Iran Loses Appeal on $1.75B Verdict for Beirut Bombing

     MANHATTAN (CN) – The 2nd Circuit on Wednesday upheld a law that helps victims of the 1983 Beirut Marine barracks bombing collect a $1.75 billion judgment against Iran’s central bank.
     Nearly 300 U.S. and French service members were killed in the Oct. 23, 1983, attack on U.S. Marine Barracks in Beirut, Lebanon. The chief federal judge in Washington, D.C., held Iran and its intelligence agency liable for the attack in 2007 but could not award punitive damages at the time because the laws did not allow it.
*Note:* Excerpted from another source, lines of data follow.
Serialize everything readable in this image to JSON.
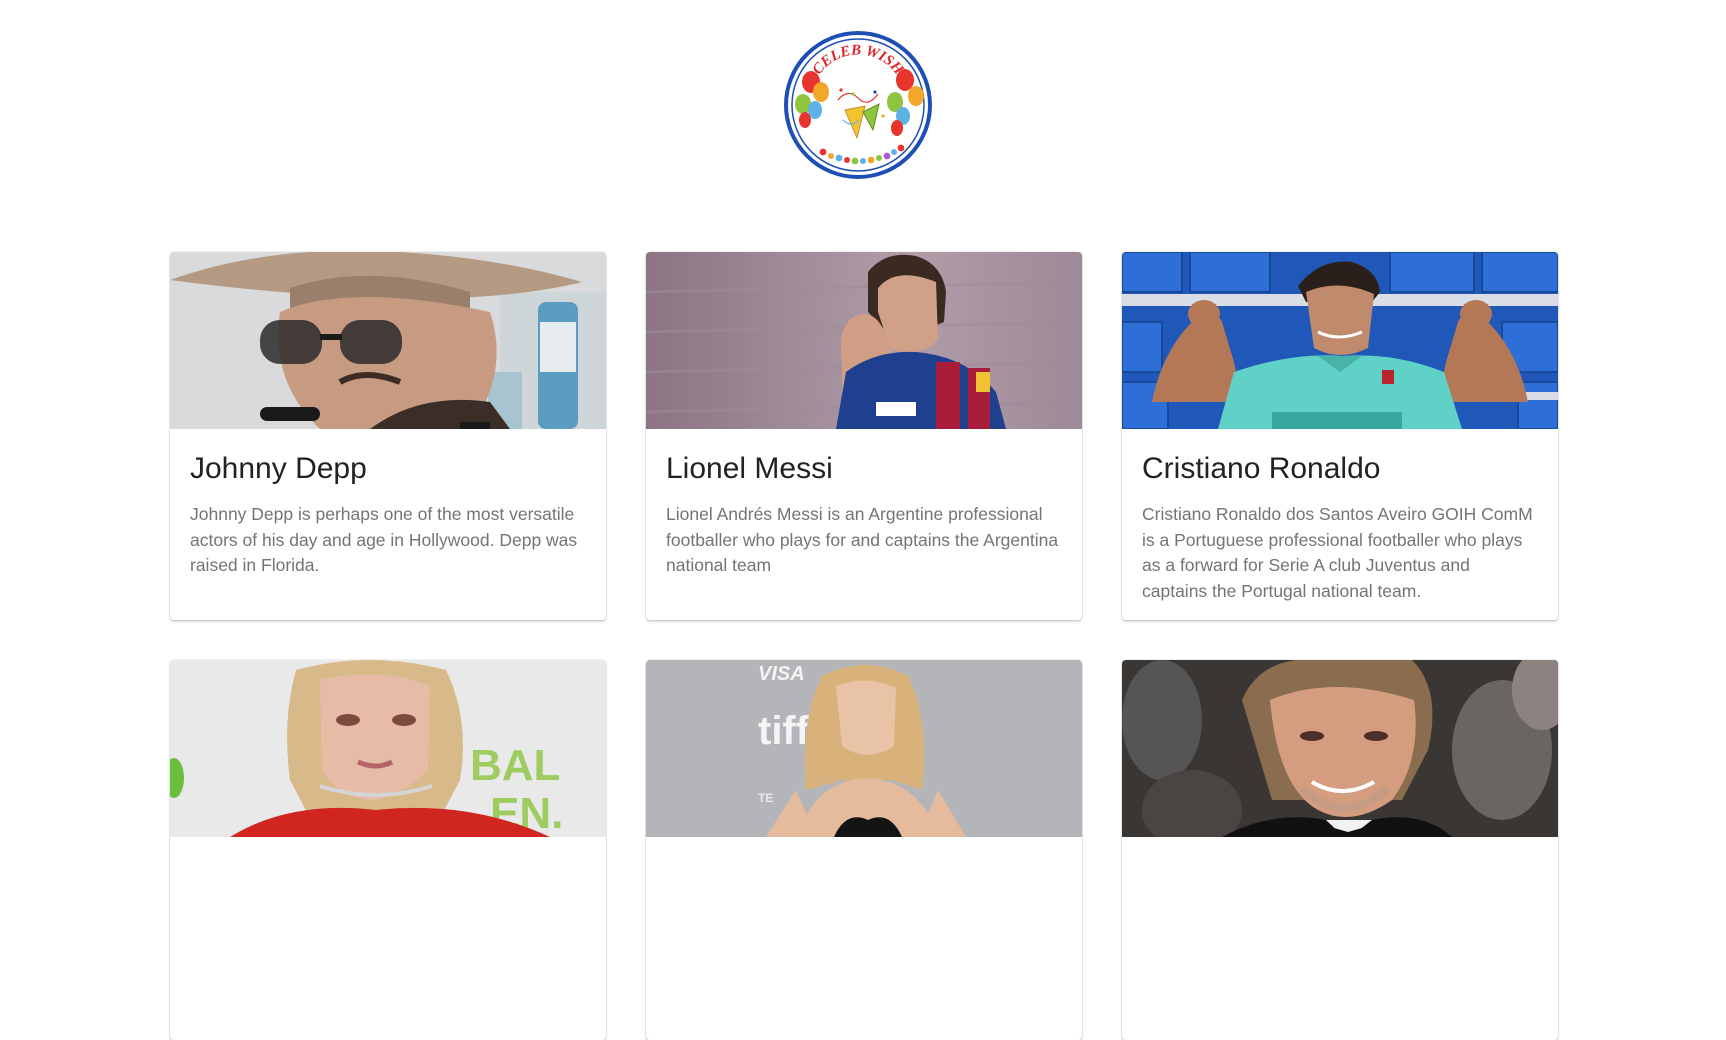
{
  "logo": {
    "text": "CELEB WISH",
    "icon": "celebration-balloons-icon",
    "colors": {
      "ring": "#1d4fb5",
      "text": "#e0262d"
    }
  },
  "cards": [
    {
      "name": "Johnny Depp",
      "description": "Johnny Depp is perhaps one of the most versatile actors of his day and age in Hollywood. Depp was raised in Florida.",
      "photo": "johnny-depp-photo"
    },
    {
      "name": "Lionel Messi",
      "description": "Lionel Andrés Messi is an Argentine professional footballer who plays for and captains the Argentina national team",
      "photo": "lionel-messi-photo"
    },
    {
      "name": "Cristiano Ronaldo",
      "description": "Cristiano Ronaldo dos Santos Aveiro GOIH ComM is a Portuguese professional footballer who plays as a forward for Serie A club Juventus and captains the Portugal national team.",
      "photo": "cristiano-ronaldo-photo"
    },
    {
      "photo": "selena-gomez-photo"
    },
    {
      "photo": "jennifer-lawrence-photo"
    },
    {
      "photo": "brad-pitt-photo"
    }
  ]
}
     After Congress tweaked the legislation to allow for that outcome, the court awarded large money judgments in a series of cases, including a $2.1 billion judgment in Peterson v. Islamic Republic of Iran. The plaintiffs in that case then turned to the Southern District of New York, where a judge previously ordered Citibank to freeze almost $2 billion in debt securities allegedly owned by Iran.
     The lawsuit also accused the Luxemburg-based bank Clearstream and the Rome-based Banca UBAE of helping Bank Markazi, an agency of Iran, move $250 million in frozen assets outside the United States.
     Clearstream and Banca UBAE later settled their cases with the plaintiffs separately.
     Bank Markazi asserted that the remaining $1.75 in frozen assets could not be turned over to Deborah Peterson and her co-plaintiffs under the governing statute, the Terrorism Risk Insurance Act of 2002.
     Congress removed that hurdle two years ago in passing the Iran Threat Reduction and Syria Human Rights Act of 2012.
     A provision of the law says “the financial assets that are identified in and the subject of proceedings in the United States District Court for the Southern District of New York in Peterson et al. v. Islamic Republic of Iran et al… shall be subject to execution.”
     Early last year, two weeks before the 30th anniversary of the attack, U.S. District Judge Katherine Forrest ordered the turnover of the assets and denied immunity to the bank.
     Iran argued in its appeal that Congress violated the separation of powers by compelling a predetermined outcome, but a three-judge panel of the 2nd Circuit affirmed Wednesday.
     The statute did “not usurp the judicial function; rather, it retroactively changes the law applicable in this case, a permissible exercise of legislative authority,” Judge John Walker Jr. wrote for the court.
     Lawyers for both parties did not immediately respond to requests for comment.